Gesamtkonzept „Inklusive Schule“

Gesamtkonzept „Inklusive Schule“ beschlossen: Umsetzung der UN-Konvention über die Rechte der Menschen mit Behinderungen

Pressemitteilung
Berlin, den 25.01.2011

Aus der Sitzung des Senats am 25. Januar 2011:

Mit dem Gesamtkonzept „Inklusive Schule“ will der Senat schrittweise die UN-Behindertenrechtskonvention umsetzen. Unabhängig vom Angebot der inklusiven Beschulung behalten Eltern weiterhin das Recht, ihre Kinder an sonderpädagogischen Förderzentren lernen zu lassen. Einen entsprechenden Bericht an das Abgeordnetenhaus hat der Senat heute auf Vorlage des Senators für Bildung, Wissenschaft und Forschung, Prof. Dr.

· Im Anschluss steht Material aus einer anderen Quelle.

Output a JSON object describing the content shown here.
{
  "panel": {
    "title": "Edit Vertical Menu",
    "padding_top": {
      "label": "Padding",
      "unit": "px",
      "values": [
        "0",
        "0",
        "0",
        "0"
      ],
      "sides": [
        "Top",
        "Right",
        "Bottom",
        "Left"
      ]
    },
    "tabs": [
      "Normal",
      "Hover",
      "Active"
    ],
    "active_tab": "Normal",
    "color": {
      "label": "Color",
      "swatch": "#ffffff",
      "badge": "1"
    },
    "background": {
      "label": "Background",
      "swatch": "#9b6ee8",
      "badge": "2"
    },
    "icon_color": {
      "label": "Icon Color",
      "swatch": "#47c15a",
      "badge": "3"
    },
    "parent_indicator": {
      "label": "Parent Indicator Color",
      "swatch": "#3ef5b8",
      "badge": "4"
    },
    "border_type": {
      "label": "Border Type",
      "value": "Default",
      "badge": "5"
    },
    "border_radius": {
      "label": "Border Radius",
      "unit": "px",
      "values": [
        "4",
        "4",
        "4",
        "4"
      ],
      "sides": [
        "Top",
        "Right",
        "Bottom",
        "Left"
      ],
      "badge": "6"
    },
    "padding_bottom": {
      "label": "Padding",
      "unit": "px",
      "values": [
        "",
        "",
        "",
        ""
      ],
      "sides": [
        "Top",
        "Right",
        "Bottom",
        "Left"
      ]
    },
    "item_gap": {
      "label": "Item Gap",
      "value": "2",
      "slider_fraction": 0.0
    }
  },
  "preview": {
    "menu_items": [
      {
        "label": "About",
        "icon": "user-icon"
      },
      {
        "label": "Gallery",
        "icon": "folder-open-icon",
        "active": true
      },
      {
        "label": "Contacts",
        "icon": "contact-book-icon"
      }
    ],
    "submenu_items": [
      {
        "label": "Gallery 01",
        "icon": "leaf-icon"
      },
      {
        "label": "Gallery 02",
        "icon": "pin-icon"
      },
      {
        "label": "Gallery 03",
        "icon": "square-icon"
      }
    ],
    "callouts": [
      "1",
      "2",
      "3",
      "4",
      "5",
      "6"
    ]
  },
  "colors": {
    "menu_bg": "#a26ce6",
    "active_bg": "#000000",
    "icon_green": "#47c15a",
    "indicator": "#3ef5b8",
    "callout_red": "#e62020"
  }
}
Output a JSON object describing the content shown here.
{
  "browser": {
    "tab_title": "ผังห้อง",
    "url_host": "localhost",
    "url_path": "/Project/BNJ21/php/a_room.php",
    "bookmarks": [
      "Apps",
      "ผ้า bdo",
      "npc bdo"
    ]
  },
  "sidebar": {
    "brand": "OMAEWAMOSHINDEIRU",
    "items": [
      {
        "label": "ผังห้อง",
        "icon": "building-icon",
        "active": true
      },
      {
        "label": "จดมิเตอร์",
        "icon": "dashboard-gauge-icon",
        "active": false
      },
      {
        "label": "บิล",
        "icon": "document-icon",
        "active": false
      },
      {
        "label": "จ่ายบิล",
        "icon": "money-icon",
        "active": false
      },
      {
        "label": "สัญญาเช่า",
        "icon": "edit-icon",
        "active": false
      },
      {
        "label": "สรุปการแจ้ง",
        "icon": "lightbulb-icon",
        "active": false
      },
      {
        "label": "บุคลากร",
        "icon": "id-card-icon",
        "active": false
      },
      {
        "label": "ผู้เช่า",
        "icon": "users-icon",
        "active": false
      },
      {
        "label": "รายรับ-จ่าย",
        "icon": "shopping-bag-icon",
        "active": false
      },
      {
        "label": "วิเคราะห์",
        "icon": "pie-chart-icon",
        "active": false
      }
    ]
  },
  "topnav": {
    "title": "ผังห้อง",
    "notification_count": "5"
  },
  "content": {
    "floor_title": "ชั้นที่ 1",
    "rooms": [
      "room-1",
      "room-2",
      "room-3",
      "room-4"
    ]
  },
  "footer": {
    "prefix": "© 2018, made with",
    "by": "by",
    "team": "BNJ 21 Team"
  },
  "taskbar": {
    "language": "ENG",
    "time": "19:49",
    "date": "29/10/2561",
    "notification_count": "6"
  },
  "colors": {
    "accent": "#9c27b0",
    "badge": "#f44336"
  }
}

E. Jürgen Zöllner, beschlossen.

Berlin ist bereits gegenwärtig in der integrativen Beschulung von Kindern sehr weit: Von insgesamt 19.624 Schülerinnen und Schülern mit sonderpädagogischem Förderbedarf werden bereits 8.332 (42,46 %) integrativ beschult. Die größte Gruppe der Kinder mit sonderpädagogischem Förderbedarf stellen mit 74 % die Schülerinnen und Schüler mit den Förderschwerpunkten „Lernen“, „Sprache“ und „Emotional-soziale Entwicklung“. Ziel ist es, diese Gruppe weitgehend inklusiv in allen Berliner Grund- und weiterführenden Schulen zu unterrichten.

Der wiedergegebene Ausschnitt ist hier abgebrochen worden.